Por Silvia Higuera and Katia Cardoza

Ana Julia Jatar compartilhou uma foto de seu irmão Braulio 82 dias após ele ser preso pela primeira vez na Venezuela. Ele parece magro; sua cabeça, geralmente coberta de cabelo grisalho, está raspada; seu rosto carrega uma expressão triste.

O dia 3 de dezembro marcou três meses desde que o jornalista e advogado Braulio Jatar Alonso foi preso e levado a uma prisão venezuelana. Durante esse período, sua família e seus advogados denunciaram não apenas irregularidades no processo de detenção, como também o tratamento desumano no presídio, que afetou a saúde do jornalista "gravemente".

A última notícia é que Jatar está sofrendo de um "carcinoma basocelular presuntivo, lesão de câncer (câncer de pele) que, sem tratamento adequado, pode se espalhar para outros tecidos e crescer em músculos e ossos", informou a defesa de Jatar, em publicação no jornal El Universo.

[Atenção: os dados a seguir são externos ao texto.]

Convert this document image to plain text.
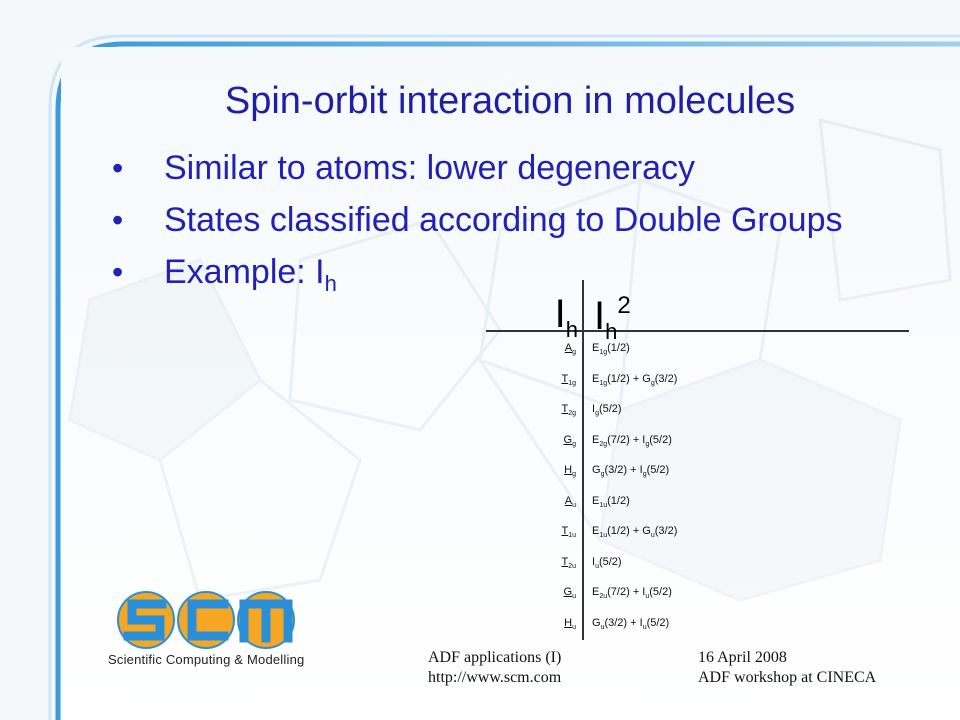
Spin-orbit interaction in molecules
• Similar to atoms: lower degeneracy
• States classified according to Double Groups
• Example: $I_h$
$I_h$ $I_h^2$
$A_g$ $E_{1g}(1/2)$
$T_{1g}$ $E_{1g}(1/2) + G_g(3/2)$
$T_{2g}$ $I_g(5/2)$
$G_g$ $E_{2g}(7/2) + I_g(5/2)$
$H_g$ $G_g(3/2) + I_g(5/2)$
$A_u$ $E_{1u}(1/2)$
$T_{1u}$ $E_{1u}(1/2) + G_u(3/2)$
$T_{2u}$ $I_u(5/2)$
$G_u$ $E_{2u}(7/2) + I_u(5/2)$
$H_u$ $G_u(3/2) + I_u(5/2)$
Scientific Computing & Modelling	ADF applications (I)
http://www.scm.com
16 April 2008
ADF workshop at CINECA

Desde que Jatar foi preso, no dia 3 de setembro, membros da família denunciaram todo tipo de irregularidades no processo judicial do jornalista. Por exemplo, os parentes afirmam que ele desapareceu por 12 horas depois de ser detido e que uma busca na casa de Jatar foi feita neste período sem uma ordem judicial. Supostamente, funcionários "plantaram" dinheiro no carro do jornalista para acusá-lo do crime de lavagem de dinheiro.

Para a família, assim como para organizações de direitos humanos, os acontecimentos desde o dia 3 de setembro ocorreram em retaliação a um vídeo que Jatar publicou no veículo que dirige, o Reporte Confidencial. O vídeo mostra um protesto popular contra o presidente Nicolás Maduro na noite anterior, do dia 2 de setembro.

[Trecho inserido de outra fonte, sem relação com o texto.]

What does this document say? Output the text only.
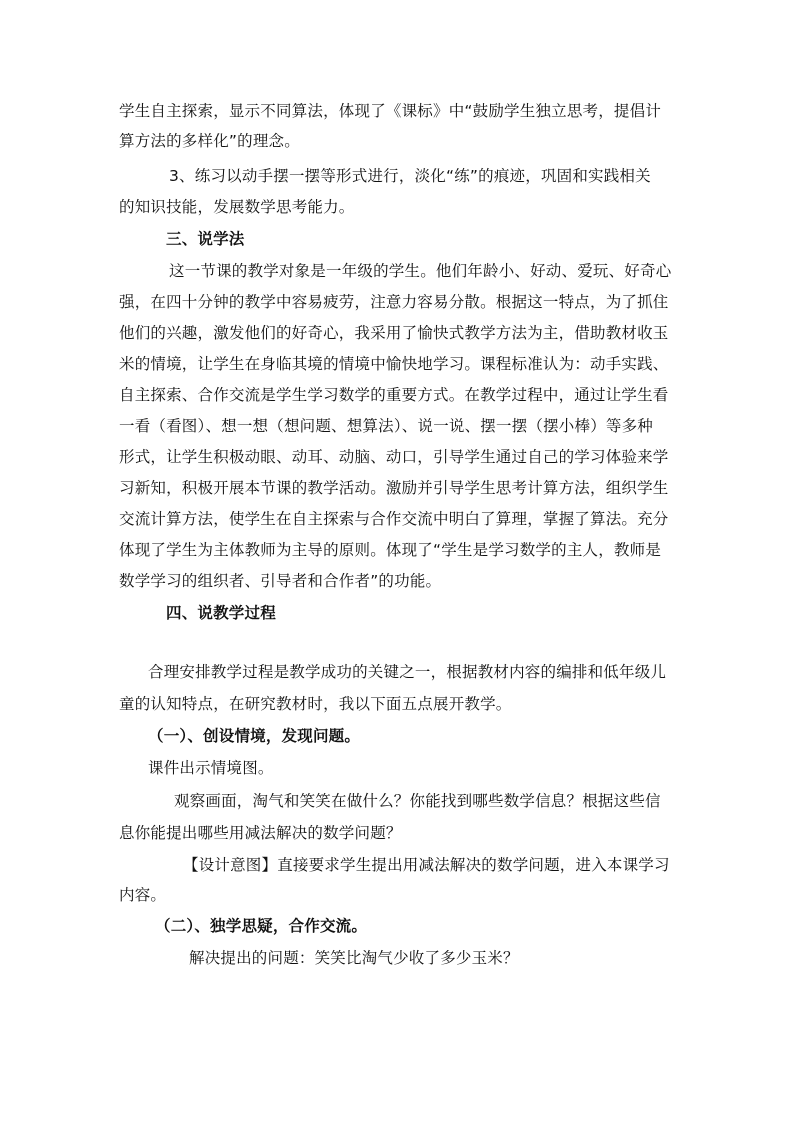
学生自主探索，显示不同算法，体现了《课标》中“鼓励学生独立思考，提倡计
算方法的多样化”的理念。
3、练习以动手摆一摆等形式进行，淡化“练”的痕迹，巩固和实践相关
的知识技能，发展数学思考能力。
三、说学法
这一节课的教学对象是一年级的学生。他们年龄小、好动、爱玩、好奇心
强，在四十分钟的教学中容易疲劳，注意力容易分散。根据这一特点，为了抓住
他们的兴趣，激发他们的好奇心，我采用了愉快式教学方法为主，借助教材收玉
米的情境，让学生在身临其境的情境中愉快地学习。课程标准认为：动手实践、
自主探索、合作交流是学生学习数学的重要方式。在教学过程中，通过让学生看
一看（看图）、想一想（想问题、想算法）、说一说、摆一摆（摆小棒）等多种
形式，让学生积极动眼、动耳、动脑、动口，引导学生通过自己的学习体验来学
习新知，积极开展本节课的教学活动。激励并引导学生思考计算方法，组织学生
交流计算方法，使学生在自主探索与合作交流中明白了算理，掌握了算法。充分
体现了学生为主体教师为主导的原则。体现了“学生是学习数学的主人，教师是
数学学习的组织者、引导者和合作者”的功能。
四、说教学过程
合理安排教学过程是教学成功的关键之一，根据教材内容的编排和低年级儿
童的认知特点，在研究教材时，我以下面五点展开教学。
（一）、创设情境，发现问题。
课件出示情境图。
观察画面，淘气和笑笑在做什么？你能找到哪些数学信息？根据这些信
息你能提出哪些用减法解决的数学问题？
【设计意图】直接要求学生提出用减法解决的数学问题，进入本课学习
内容。
（二）、独学思疑，合作交流。
解决提出的问题：笑笑比淘气少收了多少玉米？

"Na verdade, a prisão do meu irmão só começa 72 horas depois, quando ele é apresentado pela primeira vez a um tribunal, e finalmente ele entende qual é a acusação da promotoria, de lavagem de dinheiro", disse Ana Julia ao Centro Knight no dia 30 de novembro. "Vale a pena esclarecer que nos 45 dias [que foram dados], depois de investigarem todas as contas bancárias do meu irmão, não encontraram nenhuma evidência de que ele pudesse ter 25 mil dólares em dinheiro".

Ana Jatar explicou que seu irmão permaneceu na prisão mesmo que não tenham sido encontradas evidências "confiáveis" dos crimes dos quais Jatar é acusado. Segundo Ana, a única coisa que "liga" seu irmão ao caso são dois testemunhos, que ela questiona. A irmã descreveu uma das testemunhas como uma pessoa sem-teto com problemas psiquiátricos, enquanto a outra testemunha, que também tem problemas psiquiátricos,  "nem sequer estava no lugar onde tudo aconteceu, na Ilha Margarita, no momento em que meu irmão foi seqüestrado pelas forças de segurança do Estado e pela polícia política".

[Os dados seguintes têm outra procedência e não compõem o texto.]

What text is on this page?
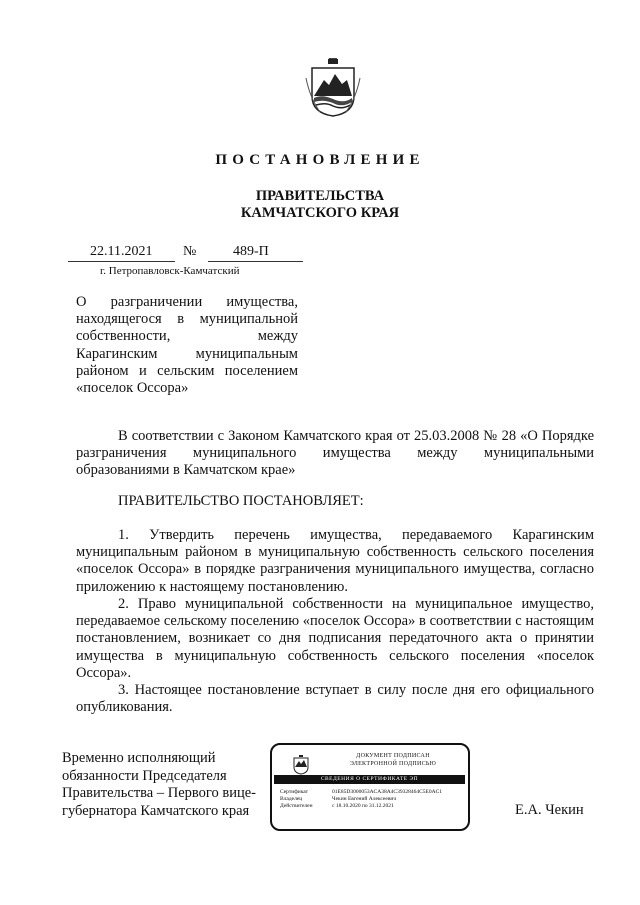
ПОСТАНОВЛЕНИЕ
ПРАВИТЕЛЬСТВА
КАМЧАТСКОГО КРАЯ
22.11.2021 №	489-П
г. Петропавловск-Камчатский
О разграничении имущества,
находящегося в муниципальной
собственности, между
Карагинским муниципальным
районом и сельским поселением
«поселок Оссора»
В соответствии с Законом Камчатского края от 25.03.2008 № 28 «О Порядке разграничения муниципального имущества между муниципальными образованиями в Камчатском крае»
ПРАВИТЕЛЬСТВО ПОСТАНОВЛЯЕТ:
1. Утвердить перечень имущества, передаваемого Карагинским муниципальным районом в муниципальную собственность сельского поселения «поселок Оссора» в порядке разграничения муниципального имущества, согласно приложению к настоящему постановлению.
2. Право муниципальной собственности на муниципальное имущество, передаваемое сельскому поселению «поселок Оссора» в соответствии с настоящим постановлением, возникает со дня подписания передаточного акта о принятии имущества в муниципальную собственность сельского поселения «поселок Оссора».
3. Настоящее постановление вступает в силу после дня его официального опубликования.
Временно исполняющий
обязанности Председателя
Правительства – Первого вице-
губернатора Камчатского края
ДОКУМЕНТ ПОДПИСАН
ЭЛЕКТРОННОЙ ПОДПИСЬЮ
СВЕДЕНИЯ О СЕРТИФИКАТЕ ЭП
Сертификат	01E85D3000053ACA38A4C39328464C5E0AC1
Владелец	Чекин Евгений Алексеевич
Действителен	с 18.10.2020 по 31.12.2021	Е.А. Чекин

A defesa pediu prisão domiciliar para Jatar, por ele sofrer de hipertensão. A acusação aceitou o pedido, mas o juiz do caso o rejeitou.

Nesses três meses, Jatar foi transferido de prisão pelo menos três vezes. Na primeira vez, ele foi levado de madrugada da Ilha Margarita para uma prisão no estado de Guárico. De acordo com Ana Jatar, seu cabelo foi raspado e ele teve que usar o uniforme manchado de sangue de outro prisioneiro, além de ficar sem acesso a água potável, em confinamento solitário "acompanhado de ratos e baratas".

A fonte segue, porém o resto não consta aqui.